Construir ficou mais caro, tanto pelo aumento do custo das obras quanto pelo impacto dos juros elevados sobre o financiamento, o que fez muitos projetos serem adiados e reduziu o volume de lançamentos, principalmente no segmento de alto padrão em São Paulo.
No entanto, enquanto a oferta desacelera, a necessidade por galpões continua forte, puxada pela demanda ligada às operações das empresas que ocupam esses espaços.
Comércio eletrônico, alimentos, tecnologia e bens de consumo continuam demandando estruturas próximas aos grandes centros urbanos e com padrão técnico mais elevado. Não por acaso, em São Paulo, a taxa de vacância dos galpões de alto padrão está em 8%, mínima histórica, segundo Araújo.
Em 2025, praticamente todo o estoque novo entregue na capital paulista foi absorvido pelo mercado, enquanto a área em construção e os projetos no papel encolheram na comparação anual.
Trocando em miúdos, isso indica que o crescimento da oferta deve seguir mais contido nos próximos meses, abrindo espaço para que os proprietários tenham maior poder de negociação sobre os preços de locação.
Para os fundos imobiliários do setor, esse movimento pode se traduzir em revisões contratuais mais favoráveis e aumento gradual da renda distribuída aos cotistas, já que muitos desses veículos concentram galpões prontos e localizados em regiões estratégicas que tendem a capturar primeiro o ajuste nos aluguéis.
Preços já sobem, mas ainda há espaço
Esse ambiente de oferta mais enxuta já começa a aparecer nos preços, especialmente nos espaços localizados em São Paulo. Nos galpões de alto padrão da cidade, o valor médio de locação subiu 15,5% nos últimos 12 meses. Mesmo assim, a alta ainda não foi suficiente para compensar integralmente o avanço do custo de construção.

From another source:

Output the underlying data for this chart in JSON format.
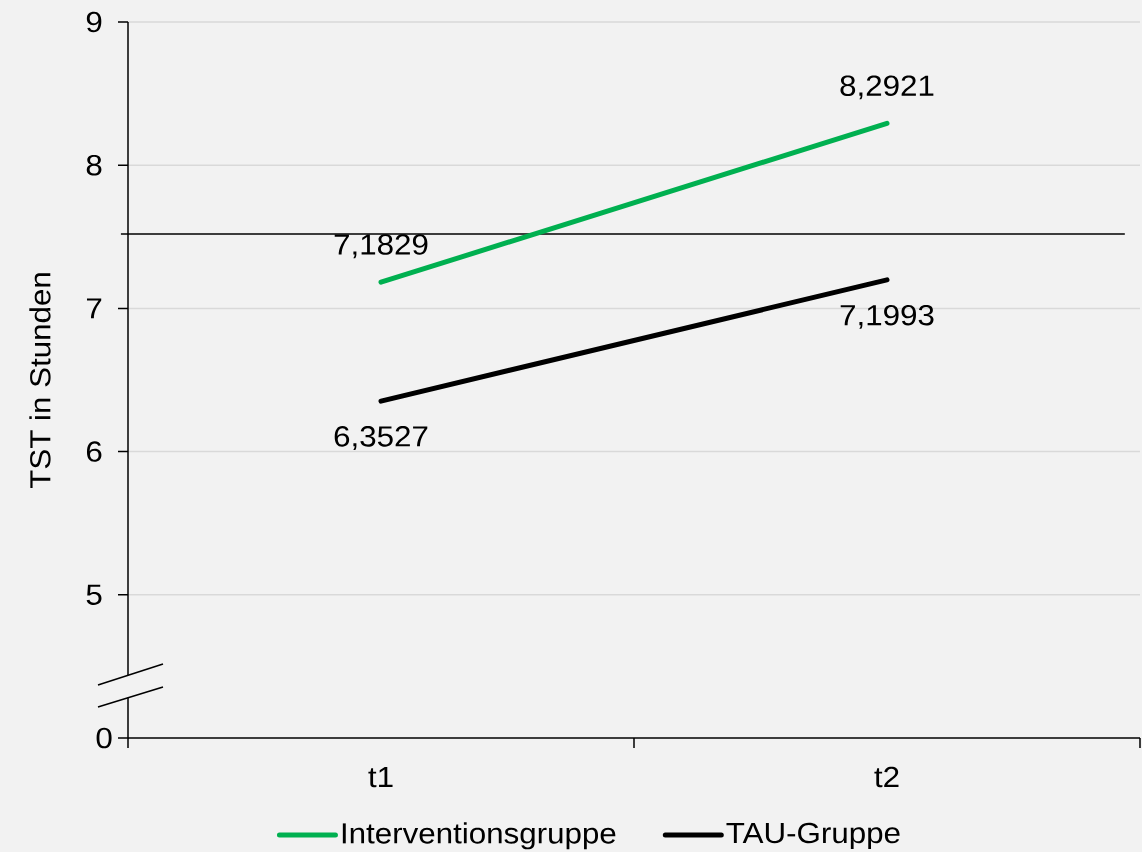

Segundo Araújo, quando se desconta a inflação do período e o aumento dos custos do setor, os preços reais (ou seja, os valores corrigidos pela inflação) permanecem abaixo do patamar que pudesse estimular uma nova rodada mais forte de lançamentos.
Na prática, os preços dos aluguéis estão subindo, mas ainda com espaço para novos reajustes, especialmente em regiões onde a oferta deve diminuir.

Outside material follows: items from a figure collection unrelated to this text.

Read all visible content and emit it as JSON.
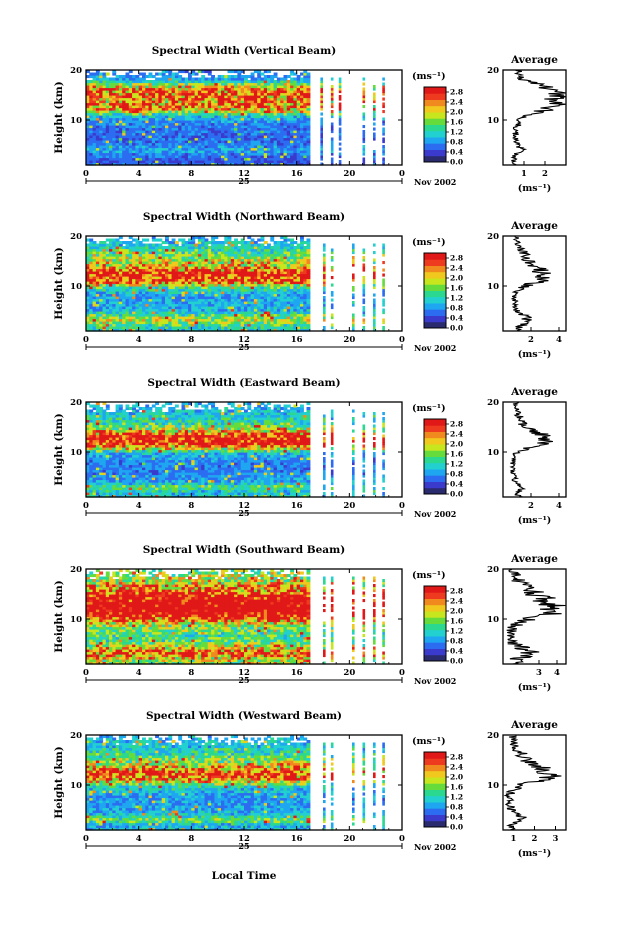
{
  "figure": {
    "x_label": "Local Time",
    "day_label": "25",
    "date_label": "Nov 2002",
    "colorbar_unit_label": "(ms⁻¹)",
    "avg_title": "Average",
    "avg_xunit_label": "(ms⁻¹)"
  },
  "colors": {
    "colormap": [
      "#2a2a6e",
      "#3a3acc",
      "#2c6cf0",
      "#1ea6f0",
      "#23d0d0",
      "#2ad890",
      "#66dc3c",
      "#c8e61e",
      "#f0c81e",
      "#f08a1e",
      "#ee3a1e",
      "#e01818"
    ],
    "background": "#ffffff",
    "axes": "#000000"
  },
  "chart_data": [
    {
      "type": "heatmap",
      "title": "Spectral Width (Vertical Beam)",
      "ylabel": "Height (km)",
      "xlabel": "Local Time",
      "x_range": [
        0,
        24
      ],
      "y_range": [
        1,
        20
      ],
      "x_ticks": [
        "0",
        "4",
        "8",
        "12",
        "16",
        "20",
        "0"
      ],
      "y_ticks": [
        "10",
        "20"
      ],
      "colorbar_ticks": [
        "2.8",
        "2.4",
        "2.0",
        "1.6",
        "1.2",
        "0.8",
        "0.4",
        "0.0"
      ],
      "colorbar_range": [
        0,
        3.0
      ],
      "regions": {
        "continuous_until_h": 17,
        "sparse_columns_h": [
          17.8,
          18.6,
          19.2,
          21.0,
          21.8,
          22.5
        ]
      },
      "profile_knots": {
        "heights_km": [
          1,
          2,
          3,
          4,
          5,
          6,
          7,
          8,
          9,
          10,
          11,
          12,
          13,
          14,
          15,
          16,
          17,
          18,
          19,
          20
        ],
        "width_ms": [
          0.6,
          0.5,
          0.6,
          0.9,
          0.7,
          0.6,
          0.6,
          0.6,
          0.7,
          0.8,
          1.1,
          2.1,
          2.5,
          2.2,
          2.7,
          2.4,
          1.8,
          0.9,
          0.8,
          0.7
        ]
      },
      "average": {
        "x_ticks": [
          "1",
          "2"
        ],
        "x_range": [
          0,
          3.0
        ],
        "y_ticks": [
          "10",
          "20"
        ],
        "y_range": [
          1,
          20
        ]
      }
    },
    {
      "type": "heatmap",
      "title": "Spectral Width (Northward Beam)",
      "ylabel": "Height (km)",
      "xlabel": "Local Time",
      "x_range": [
        0,
        24
      ],
      "y_range": [
        1,
        20
      ],
      "x_ticks": [
        "0",
        "4",
        "8",
        "12",
        "16",
        "20",
        "0"
      ],
      "y_ticks": [
        "10",
        "20"
      ],
      "colorbar_ticks": [
        "2.8",
        "2.4",
        "2.0",
        "1.6",
        "1.2",
        "0.8",
        "0.4",
        "0.0"
      ],
      "colorbar_range": [
        0,
        3.0
      ],
      "regions": {
        "continuous_until_h": 17,
        "sparse_columns_h": [
          18.0,
          18.6,
          20.2,
          21.0,
          21.8,
          22.5
        ]
      },
      "profile_knots": {
        "heights_km": [
          1,
          2,
          3,
          4,
          5,
          6,
          7,
          8,
          9,
          10,
          11,
          12,
          13,
          14,
          15,
          16,
          17,
          18,
          19,
          20
        ],
        "width_ms": [
          1.0,
          1.3,
          1.8,
          1.6,
          1.0,
          0.9,
          0.9,
          0.8,
          1.0,
          1.6,
          2.6,
          3.0,
          2.7,
          2.2,
          1.8,
          1.6,
          1.4,
          1.1,
          1.0,
          0.9
        ]
      },
      "average": {
        "x_ticks": [
          "2",
          "4"
        ],
        "x_range": [
          0,
          4.5
        ],
        "y_ticks": [
          "10",
          "20"
        ],
        "y_range": [
          1,
          20
        ]
      }
    },
    {
      "type": "heatmap",
      "title": "Spectral Width (Eastward Beam)",
      "ylabel": "Height (km)",
      "xlabel": "Local Time",
      "x_range": [
        0,
        24
      ],
      "y_range": [
        1,
        20
      ],
      "x_ticks": [
        "0",
        "4",
        "8",
        "12",
        "16",
        "20",
        "0"
      ],
      "y_ticks": [
        "10",
        "20"
      ],
      "colorbar_ticks": [
        "2.8",
        "2.4",
        "2.0",
        "1.6",
        "1.2",
        "0.8",
        "0.4",
        "0.0"
      ],
      "colorbar_range": [
        0,
        3.0
      ],
      "regions": {
        "continuous_until_h": 17,
        "sparse_columns_h": [
          18.0,
          18.6,
          20.2,
          21.0,
          21.8,
          22.5
        ]
      },
      "profile_knots": {
        "heights_km": [
          1,
          2,
          3,
          4,
          5,
          6,
          7,
          8,
          9,
          10,
          11,
          12,
          13,
          14,
          15,
          16,
          17,
          18,
          19,
          20
        ],
        "width_ms": [
          1.2,
          1.0,
          1.5,
          0.9,
          0.8,
          0.7,
          0.7,
          0.7,
          0.8,
          1.0,
          2.2,
          3.0,
          3.2,
          2.2,
          1.6,
          1.3,
          1.2,
          1.0,
          0.9,
          0.9
        ]
      },
      "average": {
        "x_ticks": [
          "2",
          "4"
        ],
        "x_range": [
          0,
          4.5
        ],
        "y_ticks": [
          "10",
          "20"
        ],
        "y_range": [
          1,
          20
        ]
      }
    },
    {
      "type": "heatmap",
      "title": "Spectral Width (Southward Beam)",
      "ylabel": "Height (km)",
      "xlabel": "Local Time",
      "x_range": [
        0,
        24
      ],
      "y_range": [
        1,
        20
      ],
      "x_ticks": [
        "0",
        "4",
        "8",
        "12",
        "16",
        "20",
        "0"
      ],
      "y_ticks": [
        "10",
        "20"
      ],
      "colorbar_ticks": [
        "2.8",
        "2.4",
        "2.0",
        "1.6",
        "1.2",
        "0.8",
        "0.4",
        "0.0"
      ],
      "colorbar_range": [
        0,
        3.0
      ],
      "regions": {
        "continuous_until_h": 17,
        "sparse_columns_h": [
          18.0,
          18.6,
          20.2,
          21.0,
          21.8,
          22.5
        ]
      },
      "profile_knots": {
        "heights_km": [
          1,
          2,
          3,
          4,
          5,
          6,
          7,
          8,
          9,
          10,
          11,
          12,
          13,
          14,
          15,
          16,
          17,
          18,
          19,
          20
        ],
        "width_ms": [
          1.6,
          1.8,
          2.6,
          2.2,
          1.6,
          1.4,
          1.4,
          1.5,
          1.8,
          2.4,
          3.4,
          3.8,
          3.6,
          3.3,
          2.8,
          2.4,
          2.1,
          1.8,
          1.7,
          1.6
        ]
      },
      "average": {
        "x_ticks": [
          "3",
          "4"
        ],
        "x_range": [
          1.0,
          4.5
        ],
        "y_ticks": [
          "10",
          "20"
        ],
        "y_range": [
          1,
          20
        ]
      }
    },
    {
      "type": "heatmap",
      "title": "Spectral Width (Westward Beam)",
      "ylabel": "Height (km)",
      "xlabel": "Local Time",
      "x_range": [
        0,
        24
      ],
      "y_range": [
        1,
        20
      ],
      "x_ticks": [
        "0",
        "4",
        "8",
        "12",
        "16",
        "20",
        "0"
      ],
      "y_ticks": [
        "10",
        "20"
      ],
      "colorbar_ticks": [
        "2.8",
        "2.4",
        "2.0",
        "1.6",
        "1.2",
        "0.8",
        "0.4",
        "0.0"
      ],
      "colorbar_range": [
        0,
        3.0
      ],
      "regions": {
        "continuous_until_h": 17,
        "sparse_columns_h": [
          18.0,
          18.6,
          20.2,
          21.0,
          21.8,
          22.5
        ]
      },
      "profile_knots": {
        "heights_km": [
          1,
          2,
          3,
          4,
          5,
          6,
          7,
          8,
          9,
          10,
          11,
          12,
          13,
          14,
          15,
          16,
          17,
          18,
          19,
          20
        ],
        "width_ms": [
          1.0,
          0.9,
          1.6,
          1.1,
          0.9,
          0.8,
          0.8,
          0.8,
          1.0,
          1.3,
          2.2,
          2.8,
          2.4,
          2.0,
          1.6,
          1.4,
          1.2,
          1.0,
          1.0,
          0.9
        ]
      },
      "average": {
        "x_ticks": [
          "1",
          "2",
          "3"
        ],
        "x_range": [
          0.5,
          3.5
        ],
        "y_ticks": [
          "10",
          "20"
        ],
        "y_range": [
          1,
          20
        ]
      }
    }
  ]
}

Como se trata de um mercado com menos projetos novos e taxa de ocupação elevada, explica o analista da Empiricus, os galpões já prontos tendem a ganhar relevância estratégica, o que pode dar novo fôlego aos fundos do setor.
Quem sustenta a ocupação
Entre os maiores ocupantes de galpões no Brasil estão Mercado Livre, Shopee, Via Varejo, Amazon e Magazine Luiza, além de Ambev, Coca-Cola, DHL, GrupoSC e ID Logistics. São empresas de grande porte, com operações espalhadas pelo país e forte dependência de centros de distribuição para manter prazos de entrega e eficiência operacional.

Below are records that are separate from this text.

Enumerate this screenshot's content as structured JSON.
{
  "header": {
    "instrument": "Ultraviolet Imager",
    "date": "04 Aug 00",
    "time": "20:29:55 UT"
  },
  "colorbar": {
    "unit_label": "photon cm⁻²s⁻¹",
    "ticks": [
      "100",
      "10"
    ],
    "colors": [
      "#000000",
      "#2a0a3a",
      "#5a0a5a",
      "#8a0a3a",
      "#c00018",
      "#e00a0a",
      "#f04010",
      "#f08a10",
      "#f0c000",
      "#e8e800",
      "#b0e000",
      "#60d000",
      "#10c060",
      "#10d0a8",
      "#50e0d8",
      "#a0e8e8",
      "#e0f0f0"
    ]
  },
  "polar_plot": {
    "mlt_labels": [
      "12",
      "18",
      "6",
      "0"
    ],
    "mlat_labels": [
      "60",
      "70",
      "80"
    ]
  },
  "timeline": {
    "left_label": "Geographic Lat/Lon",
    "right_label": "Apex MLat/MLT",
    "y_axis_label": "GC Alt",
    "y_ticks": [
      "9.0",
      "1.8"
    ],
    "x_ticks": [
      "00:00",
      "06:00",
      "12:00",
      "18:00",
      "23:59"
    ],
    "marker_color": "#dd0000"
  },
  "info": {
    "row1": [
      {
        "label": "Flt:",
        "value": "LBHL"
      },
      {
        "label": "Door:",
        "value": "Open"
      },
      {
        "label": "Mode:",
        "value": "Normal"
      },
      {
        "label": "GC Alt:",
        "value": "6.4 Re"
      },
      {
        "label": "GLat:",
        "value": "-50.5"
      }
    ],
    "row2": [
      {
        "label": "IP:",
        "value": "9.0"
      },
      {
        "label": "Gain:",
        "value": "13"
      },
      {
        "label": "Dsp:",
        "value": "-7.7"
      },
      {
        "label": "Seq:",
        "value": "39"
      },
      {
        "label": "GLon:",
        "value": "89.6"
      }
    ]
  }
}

Os dez maiores inquilinos de galpões logísticos no Brasil
| Empresa | Segmento | Imóveis | Área Ocupada (m²) |
|---|---|---|---|
| Mercado Livre | Comércio & Varejo | 85 | 3.026.035,70 |
| Shopee | Comércio & Varejo | 104 | 1.289.482,32 |
| Via Varejo | Comércio & Varejo | 18 | 961.724,06 |
| Amazon | Comércio & Varejo | 24 | 743.181,42 |
| Magazine Luiza | Comércio & Varejo | 25 | 721.686,50 |
| Ambev | Indústria | 25 | 479.199,69 |
| Coca-Cola (FEMSA) | Indústria | 31 | 458.788,94 |
| DHL | Logística & Transporte | 24 | 439.060,05 |
| GrupoSC | Logística & Transporte | 20 | 423.772,23 |
| ID Logistics | Logística & Transporte | 13 | 357.544,34 |
Fonte: Empiricus Research e Buildings
Para os fundos do segmento, ter companhias desse tamanho como locatárias reduz o risco de imóveis desocupados e traz maior previsibilidade de receita para os proprietários dos espaços. Já para o investidor que compra cotas desses fundos, isso se traduz em contratos mais estáveis, menor rotatividade de inquilinos e uma base de renda menos sujeita a oscilações.
Isso não significa, porém, que esses fundos estão livres de riscos. No caso daqueles com poucos inquilinos, por exemplo, a concentração pode aumentar a dependência de determinados setores ou empresas específicas. E, caso uma dessas companhias reduza operações, renegocie contratos ou enfrente dificuldades financeiras, o impacto sobre a receita do fundo pode ser relevante.